The Dearing Report, Higher Education in a Learning Society, is exciting and challenging. It does not shirk from uncomfortable areas, and is not afraid to face up to reality or put important stakes in the ground without which the global competitiveness of the UK engineering industry will suffer.
At a time when the whole issue of the education and training of our future workforce has never been given so much attention, the report’s pragmatic and wide-ranging proposals for improving the standards of teaching and ensuring the consistency of qualifications in higher education should benefit the flow of well-trained graduates into industry.
Much has been made of the ending of ‘free’ higher education and the need for charging for tuition – something the engineering industry is well used to with many firms paying for part-time students on HNC or HND courses and part-time/work-based degrees.
The report’s proposal for the further expansion of higher education by removing the cap on numbers taking full-time degree and sub-degree level higher education courses is welcome. It should meet our need for an increased supply of engineering graduates and higher level technicians, where there is a very real shortage today.
The Engineering Employers’ Federation also supports the report’s view that more sub-degree provision should take place in further education colleges, and the suggested qualifications framework should take away much of the confusion surrounding levels, particularly with regard to the Masters qualification.
However, as far as I am concerned, much more important is the emphasis Dearing gives to the issue of the value and quality of teaching and degree standards. The quality of the teaching of engineering, in whatever discipline, is vital to our industry’s future success. It is accepted that research does inform teaching and provides a valuable input to the discipline being studied.
Therefore I welcome the recommendation for a professional Institute of Learning and Teaching in Higher Education responsible for accrediting programmes of training for lecturers and commissioning research and development in teaching and learning practices.
The need for investment in staff training and development for learning and teaching is critical for all subjects and we hope all institutions will back this proposal.
Dearing is very clear that his concerns about standards are greatest in the areas of engineering and science, and he suggests a number of measures which the EEF strongly welcomes.
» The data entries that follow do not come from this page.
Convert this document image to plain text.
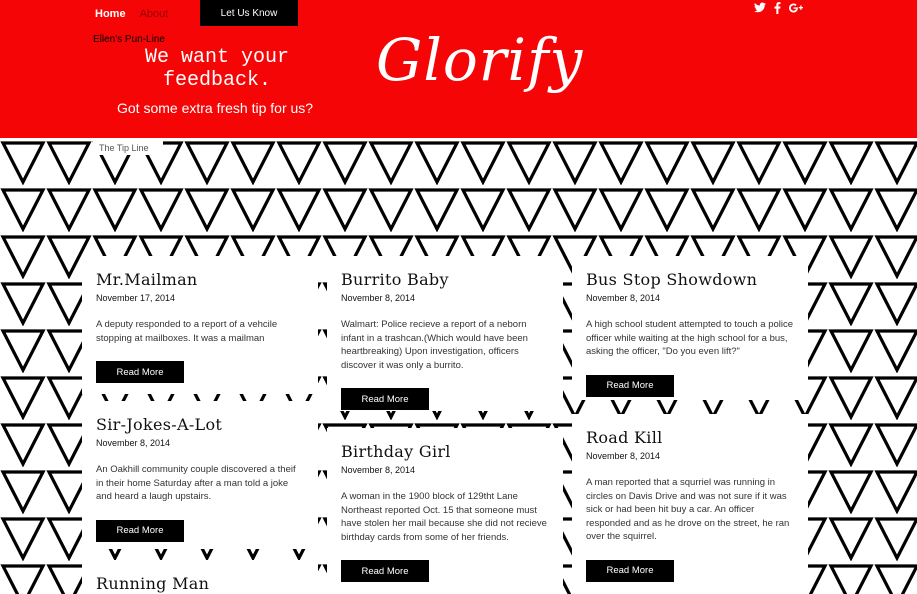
Home About	Let Us Know
Ellen's Pun-Line
We want your feedback.
Got some extra fresh tip for us?
Glorify
The Tip Line
Mr.Mailman
November 17, 2014

A deputy responded to a report of a vehcile stopping at mailboxes. It was a mailman

Read More
Sir-Jokes-A-Lot
November 8, 2014

An Oakhill community couple discovered a theif in their home Saturday after a man told a joke and heard a laugh upstairs.

Read More
Running Man
Burrito Baby
November 8, 2014

Walmart: Police recieve a report of a neborn infant in a trashcan.(Which would have been heartbreaking) Upon investigation, officers discover it was only a burrito.

Read More
Birthday Girl
November 8, 2014

A woman in the 1900 block of 129tht Lane Northeast reported Oct. 15 that someone must have stolen her mail because she did not recieve birthday cards from some of her friends.

Read More
Bus Stop Showdown
November 8, 2014

A high school student attempted to touch a police officer while waiting at the high school for a bus, asking the officer, "Do you even lift?"

Read More
Road Kill
November 8, 2014

A man reported that a squrriel was running in circles on Davis Drive and was not sure if it was sick or had been hit buy a car. An officer responded and as he drove on the street, he ran over the squirrel.

Read More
I would, however, have liked an even greater steer towards the overhauling of the degree classification system, rather than the more open-ended comment that, in parallel with the introduction of The Progress File (individual record of achievement), ‘we envisage in due course the honours classification system will be replaced by awards and awards with distinction’.
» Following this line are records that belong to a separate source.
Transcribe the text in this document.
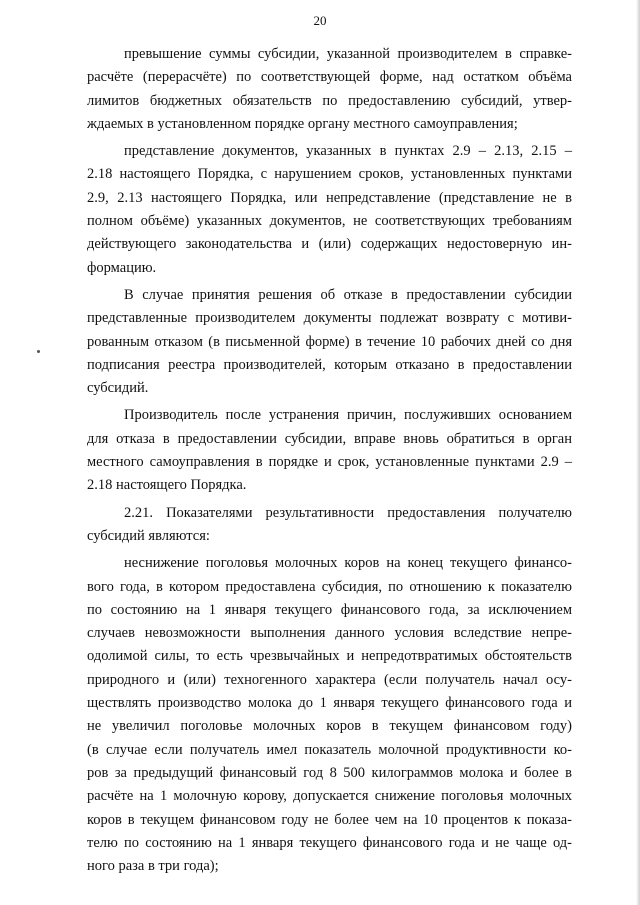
20
превышение суммы субсидии, указанной производителем в справке-
расчёте (перерасчёте) по соответствующей форме, над остатком объёма
лимитов бюджетных обязательств по предоставлению субсидий, утвер-
ждаемых в установленном порядке органу местного самоуправления;
представление документов, указанных в пунктах 2.9 – 2.13, 2.15 –
2.18 настоящего Порядка, с нарушением сроков, установленных пунктами
2.9, 2.13 настоящего Порядка, или непредставление (представление не в
полном объёме) указанных документов, не соответствующих требованиям
действующего законодательства и (или) содержащих недостоверную ин-
формацию.
В случае принятия решения об отказе в предоставлении субсидии
представленные производителем документы подлежат возврату с мотиви-
рованным отказом (в письменной форме) в течение 10 рабочих дней со дня
подписания реестра производителей, которым отказано в предоставлении
субсидий.
Производитель после устранения причин, послуживших основанием
для отказа в предоставлении субсидии, вправе вновь обратиться в орган
местного самоуправления в порядке и срок, установленные пунктами 2.9 –
2.18 настоящего Порядка.
2.21. Показателями результативности предоставления получателю
субсидий являются:
неснижение поголовья молочных коров на конец текущего финансо-
вого года, в котором предоставлена субсидия, по отношению к показателю
по состоянию на 1 января текущего финансового года, за исключением
случаев невозможности выполнения данного условия вследствие непре-
одолимой силы, то есть чрезвычайных и непредотвратимых обстоятельств
природного и (или) техногенного характера (если получатель начал осу-
ществлять производство молока до 1 января текущего финансового года и
не увеличил поголовье молочных коров в текущем финансовом году)
(в случае если получатель имел показатель молочной продуктивности ко-
ров за предыдущий финансовый год 8 500 килограммов молока и более в
расчёте на 1 молочную корову, допускается снижение поголовья молочных
коров в текущем финансовом году не более чем на 10 процентов к показа-
телю по состоянию на 1 января текущего финансового года и не чаще од-
ного раза в три года);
However I, together with the EEF, applaud Dearing’s requirement for higher education institutions to develop a programme of specifications for each degree course which set out the outcomes in terms of knowledge and the types of skills which will be acquired – key cognitive and subject specific skills (including ‘learning how to learn’).
We welcome the enhanced role suggested for the Quality Assurance Agency and Dearing’s proposal for strengthening the external examiner system. This would be achieved by the formation of a wide pool of nationally accredited personnel from which institutions can select their external examiners to ensure that the ‘threshold’ standards have been met. These measures should lead to a greater rigour in the content and quality of science and engineering degree courses.
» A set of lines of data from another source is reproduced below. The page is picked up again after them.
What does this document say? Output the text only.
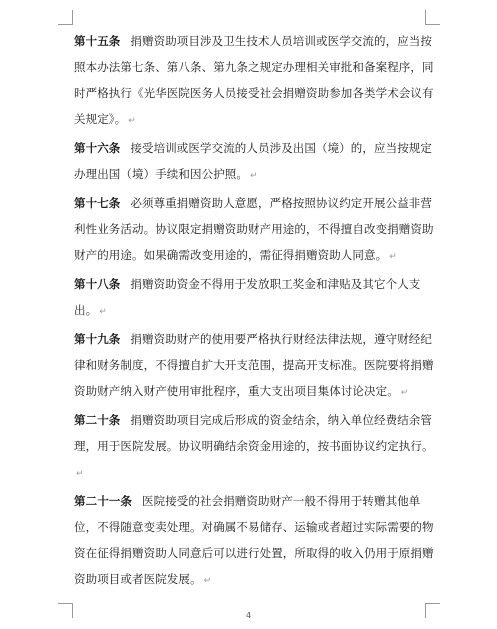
第十五条 捐赠资助项目涉及卫生技术人员培训或医学交流的，应当按照本办法第七条、第八条、第九条之规定办理相关审批和备案程序，同时严格执行《光华医院医务人员接受社会捐赠资助参加各类学术会议有关规定》。 ↵

第十六条 接受培训或医学交流的人员涉及出国（境）的，应当按规定办理出国（境）手续和因公护照。 ↵

第十七条 必须尊重捐赠资助人意愿，严格按照协议约定开展公益非营利性业务活动。协议限定捐赠资助财产用途的，不得擅自改变捐赠资助财产的用途。如果确需改变用途的，需征得捐赠资助人同意。 ↵

第十八条 捐赠资助资金不得用于发放职工奖金和津贴及其它个人支出。 ↵

第十九条 捐赠资助财产的使用要严格执行财经法律法规，遵守财经纪律和财务制度，不得擅自扩大开支范围，提高开支标准。医院要将捐赠资助财产纳入财产使用审批程序，重大支出项目集体讨论决定。 ↵

第二十条 捐赠资助项目完成后形成的资金结余，纳入单位经费结余管理，用于医院发展。协议明确结余资金用途的，按书面协议约定执行。↵

第二十一条 医院接受的社会捐赠资助财产一般不得用于转赠其他单位，不得随意变卖处理。对确属不易储存、运输或者超过实际需要的物资在征得捐赠资助人同意后可以进行处置，所取得的收入仍用于原捐赠资助项目或者医院发展。 ↵

4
Perhaps the most controversial aspect of the report as far as engineering is concerned is Dearing’s views on the Engineering Council’s Sartor recommendations.
While I accept that the Engineering Council has recognised the EEF’s concerns about this document in many areas and has sought to address them, our concerns about Sartor’s emphasis on entry criteria to engineering degree courses, as opposed to outcomes, still remains.
Dearing reinforces our conviction that Sartor fails to address the question of how to measure the proficiency of those who graduate from university with engineering degrees.
The report states: ‘Given what we propose on programme specifications and standards, we believe that having clearly defined exit points at recognised levels will remove the need to specify entry criteria as a guarantee of standards as suggested by Sartor.’ The EEF believes that the Engineering Council should take note of Dearing’s recommendation and look again at this issue.
The EEF also welcomes Dearing’s suggestion that there should be a greater element of work experience in degree courses. The engineering industry already has a good record in providing work experience through sandwich courses and vacation and project work. In conjunction with organisations such as the Engineering Council and the Engineering and Marine Training Authority, we will be cooperating immediately by trying to identify ways to help develop a culture whereby engineering companies are willing to provide even more effective training and work experience.
We cannot say we want ’employment or work skills’ in graduates if we are not prepared to provide the opportunities for them to be developed. If we are to maintain the competitiveness of UK industry it is essential that we have a supply of well educated and appropriately qualified personnel.
In my view, the report’s recommendations are excellent. They are imaginative and yet practical, encourage collaboration, and provide a consolidated base for the future of higher education.
If they are implemented they will help to increase employers’ and students’ confidence in the content and standard of degree courses.
I am sure that if the recommendations are accepted, implementing them will not be easy, but the Government and higher education can be assured of the engineering industry’s full support in the fulfilment of the Dearing report’s proposals.